Some of the decidedly dark turns in Euphoria seem better suited to a mob drama. Nate is bad enough. But there’s also a thoroughly ruthless drug overlord who terrorizes both Rue and her nominally protective supplier, Fezco (Angus Cloud). Fezco otherwise dispenses his wares with help from a baby-faced little associate known as Ashtray (Javon “Wanna” Walton, who in real life is a pint-sized boxing prodigy). In Episode 4, Fezco and Ashtray dispense drugs from their “pretzel stand” at the annual town carnival.

Adapted from a same-named Israeli series, Euphoria is heavy on Zendaya’s narrative, which recounts both her story and those of other key high school characters. Principal among them is Jules Vaughn, a transitioned newcomer played by transgender woman Hunter Schafer. In addition to a cavalcade of executive producers (including Drake and Future the Prince among the 13 listed by HBO), Euphoria also has a credited “transgender consultant.”

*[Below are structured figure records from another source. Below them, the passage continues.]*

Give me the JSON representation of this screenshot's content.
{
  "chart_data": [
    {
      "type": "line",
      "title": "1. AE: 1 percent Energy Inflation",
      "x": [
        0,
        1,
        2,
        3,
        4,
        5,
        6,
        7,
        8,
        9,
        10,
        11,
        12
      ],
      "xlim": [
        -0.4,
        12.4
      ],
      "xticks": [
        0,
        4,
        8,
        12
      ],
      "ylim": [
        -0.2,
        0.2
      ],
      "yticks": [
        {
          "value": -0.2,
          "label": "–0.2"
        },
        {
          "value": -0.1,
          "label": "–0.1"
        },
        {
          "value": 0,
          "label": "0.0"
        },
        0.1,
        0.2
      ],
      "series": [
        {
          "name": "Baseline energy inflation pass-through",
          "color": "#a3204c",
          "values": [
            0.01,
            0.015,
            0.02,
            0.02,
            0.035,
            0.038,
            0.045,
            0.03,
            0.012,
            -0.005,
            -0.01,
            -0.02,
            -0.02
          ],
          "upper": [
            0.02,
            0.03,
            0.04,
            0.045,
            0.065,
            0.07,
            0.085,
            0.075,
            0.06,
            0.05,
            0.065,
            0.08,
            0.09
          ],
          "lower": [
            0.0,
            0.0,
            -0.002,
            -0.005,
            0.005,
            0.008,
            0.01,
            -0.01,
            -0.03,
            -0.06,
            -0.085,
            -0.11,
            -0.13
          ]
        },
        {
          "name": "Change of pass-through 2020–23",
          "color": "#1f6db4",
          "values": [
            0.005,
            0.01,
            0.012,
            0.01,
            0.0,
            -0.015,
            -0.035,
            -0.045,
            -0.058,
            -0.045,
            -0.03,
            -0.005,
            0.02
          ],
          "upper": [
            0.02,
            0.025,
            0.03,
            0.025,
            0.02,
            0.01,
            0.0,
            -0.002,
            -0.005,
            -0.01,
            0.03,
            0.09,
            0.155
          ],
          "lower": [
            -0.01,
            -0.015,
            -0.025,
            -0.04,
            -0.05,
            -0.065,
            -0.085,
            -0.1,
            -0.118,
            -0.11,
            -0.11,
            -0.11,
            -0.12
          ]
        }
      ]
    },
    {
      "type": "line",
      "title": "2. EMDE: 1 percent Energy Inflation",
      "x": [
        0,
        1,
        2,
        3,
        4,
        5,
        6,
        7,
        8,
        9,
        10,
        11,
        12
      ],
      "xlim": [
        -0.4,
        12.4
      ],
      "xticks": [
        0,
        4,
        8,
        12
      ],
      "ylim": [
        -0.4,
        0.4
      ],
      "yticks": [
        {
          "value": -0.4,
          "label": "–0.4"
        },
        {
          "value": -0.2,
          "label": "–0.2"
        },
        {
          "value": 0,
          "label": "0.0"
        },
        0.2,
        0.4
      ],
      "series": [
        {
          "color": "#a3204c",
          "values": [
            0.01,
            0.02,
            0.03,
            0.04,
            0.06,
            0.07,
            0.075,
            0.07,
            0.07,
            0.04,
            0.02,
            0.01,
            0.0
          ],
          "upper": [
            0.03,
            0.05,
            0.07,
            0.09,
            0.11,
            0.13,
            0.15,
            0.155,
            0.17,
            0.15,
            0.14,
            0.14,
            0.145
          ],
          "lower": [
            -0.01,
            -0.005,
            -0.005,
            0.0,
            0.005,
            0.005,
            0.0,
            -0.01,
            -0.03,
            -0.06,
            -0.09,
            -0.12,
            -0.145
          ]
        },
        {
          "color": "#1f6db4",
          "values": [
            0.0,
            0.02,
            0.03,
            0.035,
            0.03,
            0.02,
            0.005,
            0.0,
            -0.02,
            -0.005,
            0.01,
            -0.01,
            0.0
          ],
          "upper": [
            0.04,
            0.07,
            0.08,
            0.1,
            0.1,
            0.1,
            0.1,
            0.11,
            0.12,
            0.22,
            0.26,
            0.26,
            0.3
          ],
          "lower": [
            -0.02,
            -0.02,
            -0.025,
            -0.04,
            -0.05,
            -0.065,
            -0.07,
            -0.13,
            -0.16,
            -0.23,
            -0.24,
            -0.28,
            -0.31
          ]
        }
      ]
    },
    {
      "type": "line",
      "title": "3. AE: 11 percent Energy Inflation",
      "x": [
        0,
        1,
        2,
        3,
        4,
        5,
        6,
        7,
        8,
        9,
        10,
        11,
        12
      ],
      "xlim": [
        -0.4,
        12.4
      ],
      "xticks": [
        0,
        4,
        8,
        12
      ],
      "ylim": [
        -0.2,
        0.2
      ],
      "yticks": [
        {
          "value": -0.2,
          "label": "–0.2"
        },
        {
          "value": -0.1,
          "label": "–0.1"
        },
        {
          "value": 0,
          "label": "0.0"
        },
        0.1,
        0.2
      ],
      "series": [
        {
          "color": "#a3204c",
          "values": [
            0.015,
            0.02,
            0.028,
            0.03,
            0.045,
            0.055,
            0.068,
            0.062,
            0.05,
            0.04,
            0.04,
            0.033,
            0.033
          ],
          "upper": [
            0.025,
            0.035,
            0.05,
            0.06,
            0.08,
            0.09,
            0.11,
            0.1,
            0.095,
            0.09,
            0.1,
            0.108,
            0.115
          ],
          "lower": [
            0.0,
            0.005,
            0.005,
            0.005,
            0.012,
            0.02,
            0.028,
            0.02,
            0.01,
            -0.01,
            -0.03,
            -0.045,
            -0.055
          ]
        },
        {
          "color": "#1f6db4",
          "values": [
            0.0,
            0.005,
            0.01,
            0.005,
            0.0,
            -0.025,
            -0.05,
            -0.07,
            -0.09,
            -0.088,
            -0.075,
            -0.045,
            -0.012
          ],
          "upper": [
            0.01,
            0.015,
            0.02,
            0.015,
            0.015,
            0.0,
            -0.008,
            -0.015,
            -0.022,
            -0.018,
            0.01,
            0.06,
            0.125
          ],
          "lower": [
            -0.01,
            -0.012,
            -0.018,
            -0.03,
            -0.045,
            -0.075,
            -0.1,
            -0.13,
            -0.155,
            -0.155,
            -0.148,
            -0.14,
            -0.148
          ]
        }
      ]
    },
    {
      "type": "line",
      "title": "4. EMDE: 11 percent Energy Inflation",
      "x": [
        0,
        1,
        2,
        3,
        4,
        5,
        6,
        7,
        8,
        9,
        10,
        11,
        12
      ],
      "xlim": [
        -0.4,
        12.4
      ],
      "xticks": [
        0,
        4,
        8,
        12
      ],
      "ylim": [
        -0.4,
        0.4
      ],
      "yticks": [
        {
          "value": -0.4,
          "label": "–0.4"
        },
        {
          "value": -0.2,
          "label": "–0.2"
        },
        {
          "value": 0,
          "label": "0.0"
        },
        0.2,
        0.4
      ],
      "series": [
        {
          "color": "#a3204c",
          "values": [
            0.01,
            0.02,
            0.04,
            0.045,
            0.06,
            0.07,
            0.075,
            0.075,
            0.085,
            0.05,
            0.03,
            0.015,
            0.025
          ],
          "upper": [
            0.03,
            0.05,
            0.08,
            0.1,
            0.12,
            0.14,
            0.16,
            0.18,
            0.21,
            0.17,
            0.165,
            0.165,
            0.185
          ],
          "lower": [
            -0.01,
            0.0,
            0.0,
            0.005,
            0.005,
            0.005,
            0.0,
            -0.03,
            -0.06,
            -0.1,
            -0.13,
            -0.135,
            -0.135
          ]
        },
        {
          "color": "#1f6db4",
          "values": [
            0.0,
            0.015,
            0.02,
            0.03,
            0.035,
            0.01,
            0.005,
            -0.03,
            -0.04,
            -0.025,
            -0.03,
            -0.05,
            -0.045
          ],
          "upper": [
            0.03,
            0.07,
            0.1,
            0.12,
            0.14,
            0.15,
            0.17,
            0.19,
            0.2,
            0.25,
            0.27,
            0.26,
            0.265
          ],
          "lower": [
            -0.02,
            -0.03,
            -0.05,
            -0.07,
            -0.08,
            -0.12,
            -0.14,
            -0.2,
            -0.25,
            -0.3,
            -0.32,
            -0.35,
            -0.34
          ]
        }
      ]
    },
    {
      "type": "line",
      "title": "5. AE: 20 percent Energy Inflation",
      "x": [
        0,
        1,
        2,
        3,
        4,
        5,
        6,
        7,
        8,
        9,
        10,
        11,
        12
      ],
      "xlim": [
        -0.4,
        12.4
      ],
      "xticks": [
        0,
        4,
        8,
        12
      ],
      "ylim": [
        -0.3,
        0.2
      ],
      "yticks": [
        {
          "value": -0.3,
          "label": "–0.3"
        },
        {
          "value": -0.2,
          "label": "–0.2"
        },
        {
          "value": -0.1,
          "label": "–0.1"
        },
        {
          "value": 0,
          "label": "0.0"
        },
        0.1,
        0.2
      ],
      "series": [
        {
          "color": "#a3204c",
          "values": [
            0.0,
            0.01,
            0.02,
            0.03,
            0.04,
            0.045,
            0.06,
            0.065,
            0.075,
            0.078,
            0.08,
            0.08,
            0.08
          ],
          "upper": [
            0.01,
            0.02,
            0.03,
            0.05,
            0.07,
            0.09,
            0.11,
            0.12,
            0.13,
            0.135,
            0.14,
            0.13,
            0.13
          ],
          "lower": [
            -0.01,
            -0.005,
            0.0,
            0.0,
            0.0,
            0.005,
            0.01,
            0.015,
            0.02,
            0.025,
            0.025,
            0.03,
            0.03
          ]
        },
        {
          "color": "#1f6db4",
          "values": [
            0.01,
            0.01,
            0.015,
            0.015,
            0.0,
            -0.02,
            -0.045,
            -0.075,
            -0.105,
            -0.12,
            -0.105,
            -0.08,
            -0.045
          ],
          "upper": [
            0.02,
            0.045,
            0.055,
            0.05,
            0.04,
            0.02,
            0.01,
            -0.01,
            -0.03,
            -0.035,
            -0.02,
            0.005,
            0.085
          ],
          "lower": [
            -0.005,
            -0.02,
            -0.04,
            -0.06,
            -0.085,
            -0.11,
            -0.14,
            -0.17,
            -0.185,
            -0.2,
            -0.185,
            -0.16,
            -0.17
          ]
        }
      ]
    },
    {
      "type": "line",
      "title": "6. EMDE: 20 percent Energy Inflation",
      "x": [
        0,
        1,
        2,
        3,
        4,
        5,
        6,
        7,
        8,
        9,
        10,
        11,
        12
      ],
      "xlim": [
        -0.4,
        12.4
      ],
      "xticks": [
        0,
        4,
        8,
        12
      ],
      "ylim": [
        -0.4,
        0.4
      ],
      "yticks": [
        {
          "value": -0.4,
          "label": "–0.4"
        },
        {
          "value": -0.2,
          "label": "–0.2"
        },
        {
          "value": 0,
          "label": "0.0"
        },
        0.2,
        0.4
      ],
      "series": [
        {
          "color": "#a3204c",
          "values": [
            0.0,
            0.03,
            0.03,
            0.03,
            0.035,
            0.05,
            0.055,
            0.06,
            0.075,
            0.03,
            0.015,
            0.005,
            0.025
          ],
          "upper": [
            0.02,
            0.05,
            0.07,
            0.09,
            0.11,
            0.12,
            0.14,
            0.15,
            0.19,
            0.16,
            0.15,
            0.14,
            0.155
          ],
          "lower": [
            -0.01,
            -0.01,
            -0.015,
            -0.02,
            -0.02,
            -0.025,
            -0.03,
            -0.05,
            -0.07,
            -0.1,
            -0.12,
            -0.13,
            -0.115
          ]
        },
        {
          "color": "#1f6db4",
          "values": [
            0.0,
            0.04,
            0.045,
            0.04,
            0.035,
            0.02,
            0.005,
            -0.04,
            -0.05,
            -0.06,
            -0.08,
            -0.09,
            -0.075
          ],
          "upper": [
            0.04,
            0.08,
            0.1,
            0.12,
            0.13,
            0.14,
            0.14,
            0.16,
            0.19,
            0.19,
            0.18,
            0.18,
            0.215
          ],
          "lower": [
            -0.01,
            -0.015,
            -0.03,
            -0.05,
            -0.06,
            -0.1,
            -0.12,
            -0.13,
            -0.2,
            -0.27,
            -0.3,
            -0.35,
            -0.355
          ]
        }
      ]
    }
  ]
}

Jules, among those who run afoul of Nate’s perverted father, later finds herself bonding with Rue. Their relationship blooms, grows and arguably offsets some of Euphoria’s gratuitousness. Particularly when we learn about Jules’ traumatic formative years in an Episode 4 that lamentably also veers into more of Nate’s over the top villainy.

Rue’s self-absorption and drug addiction make Euphoria a very tough sell in the early going. Her eventual and seemingly serious attempts to get sober may gradually elicit more sympathy -- or not. Meanwhile, Rue’s poor mother, Leslie (Nika King), tries to keep from going off the deep end herself.

Perhaps striving to make a “statement,” Euphoria’s number of exposed penises exceeds the series’ bared breasts in these first four of 10 episodes. And it’s not even close, with Rue even presiding over a fantasy treatise on “dick pics.” Some might see this as an overdue form of gender equality after HBO’s Game of Thrones had it the other way around until the #MeToo movement took hold and rendered the series’ comparatively chaste down the stretch.

Given its high school focus, HBO likely has its most controversial series ever in Euphoria. And to what end? The series’ visual style points and redemptive qualities -- yes, there are some -- tend to be overwhelmed by a wealth of excesses. The performances, particularly by Zendaya, Schaefer and Ferreira -- are not the problem. But getting “real” doesn’t have to mean diving head first into a cesspool of drugs, profanity, promiscuity and a borderline indifference to it all. That’s where Euphoria so far fails not only itself, but the many impressionable youth that likely will be the series’ core audience.